- From: olivier Thereaux <ot@w3.org>
- Date: Mon, 3 Apr 2006 14:55:41 +0900
- To: QA Dev <public-qa-dev@w3.org>
Ville, On 3 Apr 2006, at 04:13, Ville Skyttä wrote: > I took (finally) a brief look at CVS HEAD of link checker, and it is > probably expectedly pretty broken at the moment. I haven't made much progress since my comment on version 4.22 of the checklink script, that said "WARNING: this code is rather broken..." so I suspect yes, things are still pretty broken. I recall they did work faster, and I think it performed the basic tasks, but there were issues.
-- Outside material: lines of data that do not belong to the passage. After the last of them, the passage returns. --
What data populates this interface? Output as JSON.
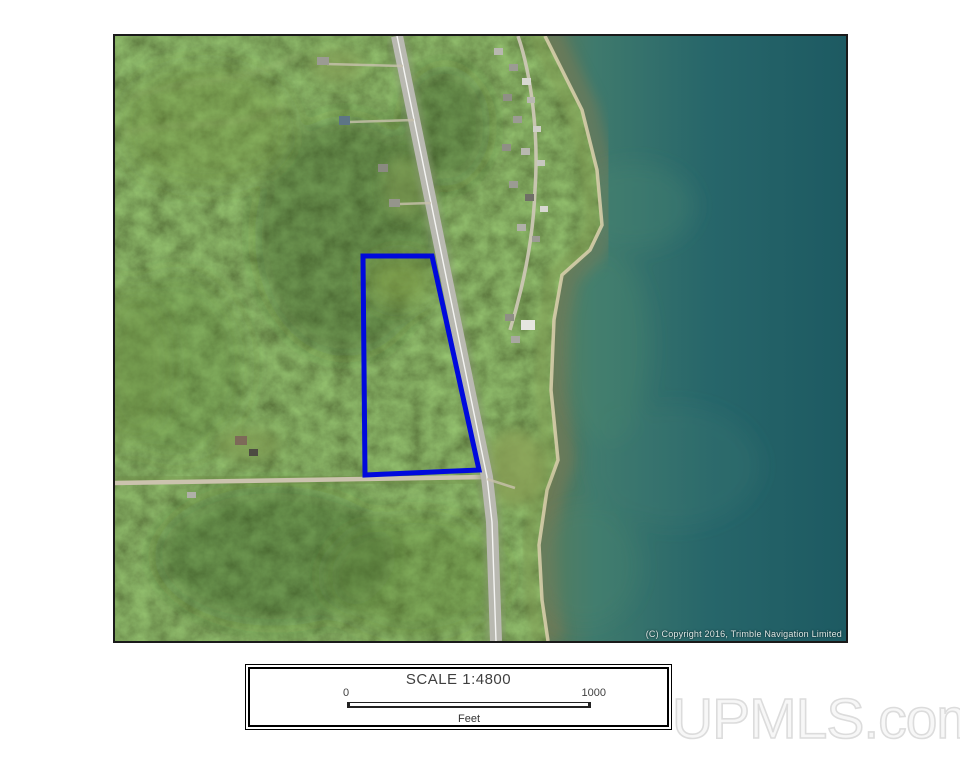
{
  "map": {
    "copyright": "(C) Copyright 2016, Trimble Navigation Limited",
    "parcel": {
      "points": "248,220 317,220 364,434 250,439",
      "color": "#0009dd",
      "stroke_width": "5"
    },
    "colors": {
      "forest": "#3a5b26",
      "forest_dark": "#22401a",
      "forest_light": "#7fa045",
      "water_deep": "#1d5a62",
      "water_mid": "#2f6e6a",
      "water_shallow": "#60795a",
      "shallow_band": "#7b7a54",
      "sand": "#d6cdaa",
      "highway": "#b9b9b1",
      "dirt_road": "#cbc3ae",
      "grass": "#7f9b52"
    }
  },
  "scale_panel": {
    "title": "SCALE 1:4800",
    "bar_start_label": "0",
    "bar_end_label": "1000",
    "unit_label": "Feet"
  },
  "watermark": {
    "text": "UPMLS.com"
  }
}
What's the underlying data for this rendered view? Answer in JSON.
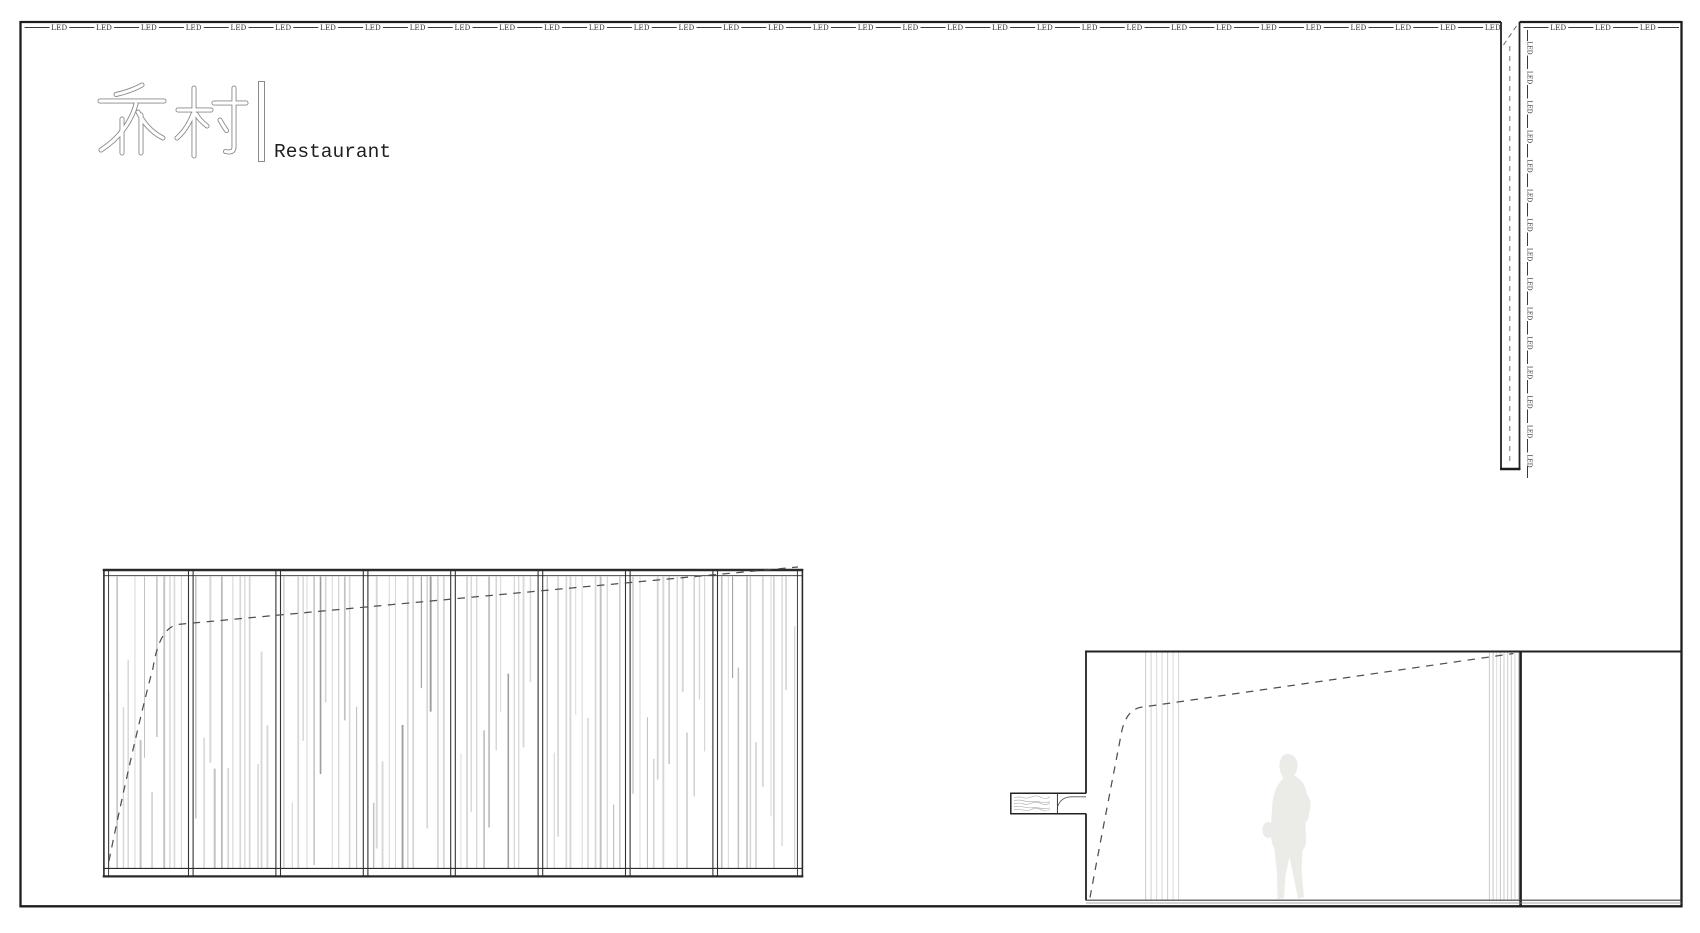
{
  "brand": {
    "hanzi": "乔村",
    "divider": "|",
    "latin": "Restaurant"
  },
  "led": {
    "label": "LED",
    "top_left_count": 33,
    "top_right_count": 3,
    "column_mark_count": 15
  },
  "elevation_panel": {
    "sections": 8,
    "slats_per_section": 13
  },
  "section_view": {
    "person_figure": "walking person silhouette",
    "shelf": "wood shelf"
  },
  "colors": {
    "background": "#ffffff",
    "border": "#1d1d1d",
    "line": "#3a3a3a",
    "led_text": "#2b2b2b",
    "dash": "#4f4f4f",
    "slat_light": "#d7d7d7",
    "slat_mid": "#c2c2c2",
    "slat_dark": "#9e9e9e",
    "curtain": "#cccccc",
    "silhouette": "#ebebe8",
    "logo_outline": "#8a8a8a",
    "logo_text": "#1e1e1e"
  }
}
I didn't pursue the experiment further, for reasons detailed below. > I'm having some concerns about ParallelUserAgent not only because > of the > missing included request inside responses [0] Yes, I ran into that a couple of times, hence v4.24 of http://dev.w3.org/cvsweb/perl/modules/W3C/LinkChecker/bin/checklink Dom submitted one patch to Marc, and he said he'd give it a look, but he also kept his promise that "it wouldn't be quick" :/ > but also because it does > not actually sleep between requests to a host but does something weird > instead ouch, you mean ParallelUserAgent does that? or is it something that the current linkchecker code does wrong in this regard? > So, what's the general status of the parallel link checking stuff, > is someone subconsciously or otherwise working on it? Not working on it at the moment... Basically, I often find myself regretting having accepted the request to have the link checker follow robots.txt rules. Not only did it make the tool awfully slow (I only ever use it from the commandline anymore, using it from a browser pains me), in many cases it also means that links will have to be checked by hand. Hence my relative cold feet about ParallelRobotUA, or any RobotUA solution in general. If a browser-based widget (either ajax or proprietary browser plugin) were to do link checking today, I don't really expect that there would be protests to get them to follow robots.txt. Avoid slamming remote servers, probably, but respect Disallow: etc., probably not. The more I think of this, the more I look at your "ack" [1] with interest, and think it could/should be the replacement for the web- based link checker (while still distributing the older as perl module/ command-line tool). -- olivier
Received on Monday, 3 April 2006 05:55:52 UTC